Writing in December in The Annals of Surgical Oncology, the
researchers reported that women with micrometastatic cancer in a
sentinel node had a survival rate slightly poorer than women
without cancer in the nodes, but better than women with greater
node involvement.
Doctors predict that the best insight will come from two
national studies involving thousands of participants in which
neither the women nor their doctors know about the presence of
micrometastases. But those studies are not expected to produce
results for years.
So until the issue is settled, oncologists will have to navigate
patients through complicated choices. One is whether a node that
is positive for micrometastases warrants removing more nodes.

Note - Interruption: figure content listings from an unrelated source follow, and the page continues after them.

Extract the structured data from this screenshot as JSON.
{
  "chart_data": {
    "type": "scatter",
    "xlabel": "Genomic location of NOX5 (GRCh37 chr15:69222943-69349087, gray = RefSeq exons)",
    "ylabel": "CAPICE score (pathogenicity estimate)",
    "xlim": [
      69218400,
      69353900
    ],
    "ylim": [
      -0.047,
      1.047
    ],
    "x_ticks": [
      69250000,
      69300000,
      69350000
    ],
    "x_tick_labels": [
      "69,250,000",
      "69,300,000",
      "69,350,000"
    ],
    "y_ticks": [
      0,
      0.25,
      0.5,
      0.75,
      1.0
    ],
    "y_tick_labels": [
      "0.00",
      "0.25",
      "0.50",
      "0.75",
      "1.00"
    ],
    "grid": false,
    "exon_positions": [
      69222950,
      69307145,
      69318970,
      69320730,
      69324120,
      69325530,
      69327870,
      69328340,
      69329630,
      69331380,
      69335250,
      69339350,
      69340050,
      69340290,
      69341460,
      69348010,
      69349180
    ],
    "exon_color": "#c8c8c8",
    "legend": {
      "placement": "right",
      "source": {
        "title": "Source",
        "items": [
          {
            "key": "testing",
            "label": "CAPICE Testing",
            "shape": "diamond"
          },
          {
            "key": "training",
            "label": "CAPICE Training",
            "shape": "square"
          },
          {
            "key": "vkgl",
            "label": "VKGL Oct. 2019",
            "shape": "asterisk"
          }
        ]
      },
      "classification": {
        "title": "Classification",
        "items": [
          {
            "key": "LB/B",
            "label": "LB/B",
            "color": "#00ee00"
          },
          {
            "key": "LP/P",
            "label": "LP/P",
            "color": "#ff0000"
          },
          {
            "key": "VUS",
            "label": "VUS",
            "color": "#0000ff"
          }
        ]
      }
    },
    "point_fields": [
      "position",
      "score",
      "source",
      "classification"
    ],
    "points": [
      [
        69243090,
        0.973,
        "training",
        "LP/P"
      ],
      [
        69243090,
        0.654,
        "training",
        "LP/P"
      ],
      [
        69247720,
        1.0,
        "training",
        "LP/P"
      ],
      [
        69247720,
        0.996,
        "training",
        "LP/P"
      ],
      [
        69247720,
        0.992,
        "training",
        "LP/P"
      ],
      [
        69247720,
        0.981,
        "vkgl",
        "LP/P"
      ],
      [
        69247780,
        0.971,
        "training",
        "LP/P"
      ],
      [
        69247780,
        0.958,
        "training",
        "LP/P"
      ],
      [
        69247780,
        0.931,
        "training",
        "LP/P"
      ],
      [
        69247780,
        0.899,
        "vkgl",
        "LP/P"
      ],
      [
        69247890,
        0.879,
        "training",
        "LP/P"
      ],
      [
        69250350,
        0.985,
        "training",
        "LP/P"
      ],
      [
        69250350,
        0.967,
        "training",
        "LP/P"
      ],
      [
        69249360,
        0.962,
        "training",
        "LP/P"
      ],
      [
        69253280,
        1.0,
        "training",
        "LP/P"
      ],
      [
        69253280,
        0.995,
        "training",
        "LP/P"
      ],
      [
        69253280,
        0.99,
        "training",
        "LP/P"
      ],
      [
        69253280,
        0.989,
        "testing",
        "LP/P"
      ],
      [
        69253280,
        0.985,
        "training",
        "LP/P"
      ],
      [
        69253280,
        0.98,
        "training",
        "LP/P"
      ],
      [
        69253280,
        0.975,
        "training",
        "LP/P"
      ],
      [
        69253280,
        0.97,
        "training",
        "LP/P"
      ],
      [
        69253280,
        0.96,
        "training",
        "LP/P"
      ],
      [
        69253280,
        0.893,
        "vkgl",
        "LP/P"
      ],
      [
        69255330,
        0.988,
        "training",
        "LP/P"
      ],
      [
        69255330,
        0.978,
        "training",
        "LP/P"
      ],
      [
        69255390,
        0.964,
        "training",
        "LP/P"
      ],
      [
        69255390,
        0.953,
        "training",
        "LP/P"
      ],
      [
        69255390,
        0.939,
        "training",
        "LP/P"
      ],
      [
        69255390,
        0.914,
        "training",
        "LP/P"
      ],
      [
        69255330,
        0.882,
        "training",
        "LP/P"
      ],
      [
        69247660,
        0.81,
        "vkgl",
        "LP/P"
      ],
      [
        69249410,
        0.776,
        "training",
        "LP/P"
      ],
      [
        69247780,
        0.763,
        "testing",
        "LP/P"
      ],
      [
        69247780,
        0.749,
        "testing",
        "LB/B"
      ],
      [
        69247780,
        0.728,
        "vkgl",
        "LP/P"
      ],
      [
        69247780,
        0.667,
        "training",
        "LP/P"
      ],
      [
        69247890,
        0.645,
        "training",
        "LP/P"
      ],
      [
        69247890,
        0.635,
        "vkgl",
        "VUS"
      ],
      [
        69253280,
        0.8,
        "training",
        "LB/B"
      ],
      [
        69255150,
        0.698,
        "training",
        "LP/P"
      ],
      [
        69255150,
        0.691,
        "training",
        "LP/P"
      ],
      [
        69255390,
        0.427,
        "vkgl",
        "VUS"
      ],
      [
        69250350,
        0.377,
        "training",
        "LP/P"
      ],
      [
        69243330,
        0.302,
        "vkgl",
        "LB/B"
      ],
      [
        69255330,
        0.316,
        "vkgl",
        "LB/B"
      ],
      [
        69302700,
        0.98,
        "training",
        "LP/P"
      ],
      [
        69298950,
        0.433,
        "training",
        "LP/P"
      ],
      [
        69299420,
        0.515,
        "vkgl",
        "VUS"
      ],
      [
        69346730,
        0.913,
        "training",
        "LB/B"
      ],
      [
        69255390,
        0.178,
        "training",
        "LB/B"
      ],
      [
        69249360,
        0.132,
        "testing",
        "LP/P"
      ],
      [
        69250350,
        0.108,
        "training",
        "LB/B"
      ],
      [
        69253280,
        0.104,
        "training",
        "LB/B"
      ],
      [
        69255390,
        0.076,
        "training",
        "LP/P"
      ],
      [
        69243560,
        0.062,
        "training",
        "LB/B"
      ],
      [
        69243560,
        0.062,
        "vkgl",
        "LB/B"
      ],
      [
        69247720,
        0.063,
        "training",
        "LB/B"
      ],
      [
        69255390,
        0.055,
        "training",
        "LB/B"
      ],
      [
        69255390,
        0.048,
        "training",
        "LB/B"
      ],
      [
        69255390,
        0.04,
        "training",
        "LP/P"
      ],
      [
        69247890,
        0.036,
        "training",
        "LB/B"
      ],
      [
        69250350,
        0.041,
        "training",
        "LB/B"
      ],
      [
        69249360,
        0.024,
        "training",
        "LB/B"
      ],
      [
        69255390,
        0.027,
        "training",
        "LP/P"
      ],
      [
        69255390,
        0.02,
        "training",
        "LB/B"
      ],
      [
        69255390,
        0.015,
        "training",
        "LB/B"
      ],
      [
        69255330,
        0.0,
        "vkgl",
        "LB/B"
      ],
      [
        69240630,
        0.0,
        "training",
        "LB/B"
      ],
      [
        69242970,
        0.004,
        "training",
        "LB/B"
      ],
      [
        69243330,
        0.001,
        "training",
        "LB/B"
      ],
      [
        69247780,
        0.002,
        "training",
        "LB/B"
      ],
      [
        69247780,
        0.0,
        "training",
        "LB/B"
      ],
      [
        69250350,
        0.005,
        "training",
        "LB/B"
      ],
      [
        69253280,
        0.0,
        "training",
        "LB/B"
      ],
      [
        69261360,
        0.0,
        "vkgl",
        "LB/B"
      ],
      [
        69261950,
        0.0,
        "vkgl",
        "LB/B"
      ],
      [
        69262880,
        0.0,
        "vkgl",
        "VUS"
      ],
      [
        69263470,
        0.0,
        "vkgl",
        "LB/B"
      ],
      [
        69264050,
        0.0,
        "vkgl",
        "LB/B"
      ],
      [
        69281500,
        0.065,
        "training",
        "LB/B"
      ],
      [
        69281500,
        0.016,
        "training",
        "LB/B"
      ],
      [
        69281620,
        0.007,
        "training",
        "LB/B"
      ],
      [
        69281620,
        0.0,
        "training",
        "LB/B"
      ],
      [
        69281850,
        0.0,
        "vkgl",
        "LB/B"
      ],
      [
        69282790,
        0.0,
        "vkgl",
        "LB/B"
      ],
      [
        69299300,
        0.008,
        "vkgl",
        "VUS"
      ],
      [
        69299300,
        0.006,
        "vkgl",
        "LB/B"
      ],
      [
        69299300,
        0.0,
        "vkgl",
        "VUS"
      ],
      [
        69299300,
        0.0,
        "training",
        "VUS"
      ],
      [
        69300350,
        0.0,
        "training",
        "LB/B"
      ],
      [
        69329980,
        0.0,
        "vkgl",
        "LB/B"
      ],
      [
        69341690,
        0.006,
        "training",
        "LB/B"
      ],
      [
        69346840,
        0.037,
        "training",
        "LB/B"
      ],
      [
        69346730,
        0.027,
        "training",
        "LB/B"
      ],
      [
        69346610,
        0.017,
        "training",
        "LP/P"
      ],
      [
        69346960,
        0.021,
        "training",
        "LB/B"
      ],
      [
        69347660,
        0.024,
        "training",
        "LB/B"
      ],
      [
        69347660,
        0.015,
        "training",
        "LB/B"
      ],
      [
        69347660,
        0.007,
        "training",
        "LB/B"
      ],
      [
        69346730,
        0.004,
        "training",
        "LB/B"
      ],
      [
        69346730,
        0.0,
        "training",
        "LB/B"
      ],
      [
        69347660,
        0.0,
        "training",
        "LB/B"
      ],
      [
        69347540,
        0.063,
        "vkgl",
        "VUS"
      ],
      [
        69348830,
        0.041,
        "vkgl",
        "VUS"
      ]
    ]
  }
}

This is no small matter. Women who have been treated for breast
cancer often report years of swelling and tightness in the arms
just from lymph node removal.
The second dilemma is whether a little cancer is worth a lot of
anxiety. Even knowing that its significance is unclear, cancer
in a lymph node, no matter how minuscule, can be alarming.
“It’s a hard point for medical oncologists to walk away from,”
said Dr. Thomas B. Julian of the
Allegheny Cancer Center
in Pittsburgh,
a leader of one of the two trials that may provide better
guidance. “In most centers across the
United States, they will treat
you for that positive node.”
Dr. Julian and others say that without better answers,
micrometastases will continue to affect each doctor and patient
differently. Some women, especially younger ones, may want more
aggressive treatment, no matter what. Others may decide that the
increased risk posed by a micrometastasis is too small and too
uncertain to worry about.
And all of them will await the day when medical science does a
better job of predicting the future.